SIerの選び方とは?失敗しにくい比較軸・確認項目・選定手順を実務視点で詳しく解説
SIerを選ぶ場面では、多くの企業が「知名度がある会社なら安心できるのではないか」「提案書がきれいなら問題なさそうだ」「見積もりが安い会社のほうが進めやすいのではないか」と考えがちです。しかし、実際のプロジェクトでは、こうした分かりやすい要素だけで判断すると、後から認識齟齬、追加費用、進行遅延、品質不安、保守のやりにくさといった問題が表面化しやすくなります。SIer選定は、単に委託先を決める行為ではなく、自社の業務や運用に深く関わるパートナーを見極める行為です。だからこそ、表面的な比較ではなく、何を基準に見るべきかを整理したうえで判断する必要があります。

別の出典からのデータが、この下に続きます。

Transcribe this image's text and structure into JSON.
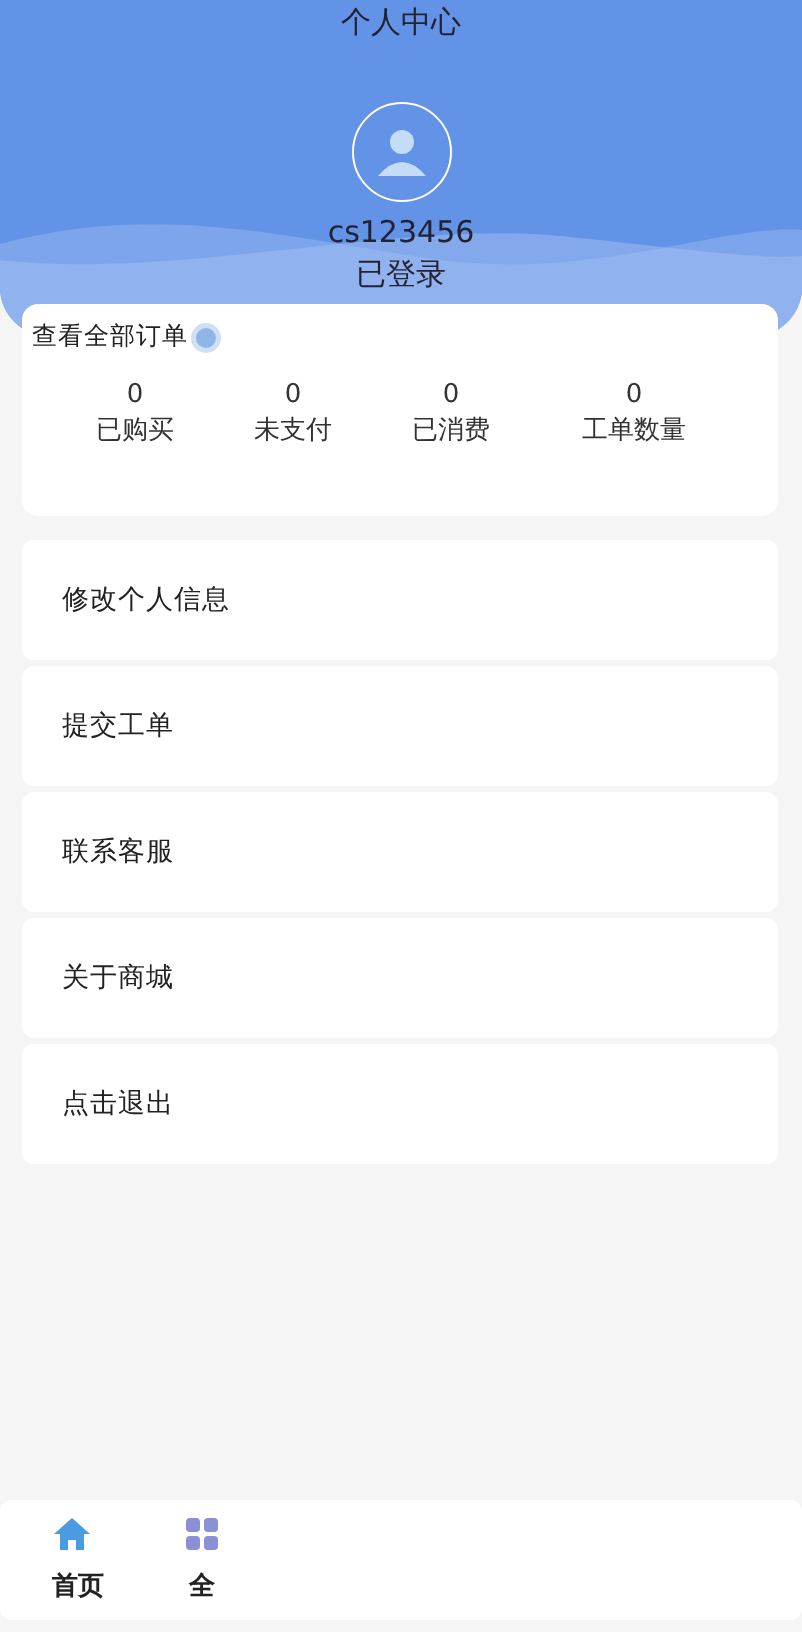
{
  "header": {
    "title": "个人中心",
    "username": "cs123456",
    "status": "已登录"
  },
  "orders": {
    "link": "查看全部订单",
    "stats": [
      {
        "value": "0",
        "label": "已购买"
      },
      {
        "value": "0",
        "label": "未支付"
      },
      {
        "value": "0",
        "label": "已消费"
      },
      {
        "value": "0",
        "label": "工单数量"
      }
    ]
  },
  "menu": [
    "修改个人信息",
    "提交工单",
    "联系客服",
    "关于商城",
    "点击退出"
  ],
  "tab_bar": [
    {
      "label": "首页",
      "kind": "home"
    },
    {
      "label": "全",
      "kind": "grid"
    }
  ]
}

また、SIer選定が難しい理由は、各社の提案が一見すると似て見えやすいことにもあります。どの会社も「上流から下流まで対応可能」「豊富な実績」「柔軟な対応」「高品質な開発体制」といった表現を使うため、言葉だけでは差が見えにくくなります。その結果、担当者の印象や営業対応の良し悪しだけで決まってしまうことも少なくありません。しかし、本当に重要なのは、自社の課題に対してどこまで解像度高く理解しているか、運用まで見据えた提案になっているか、体制と責任範囲が現実的か、といった点です。つまり、SIer選びでは、会社そのものの大きさよりも、自社案件との相性と実行力を見ることが重要です。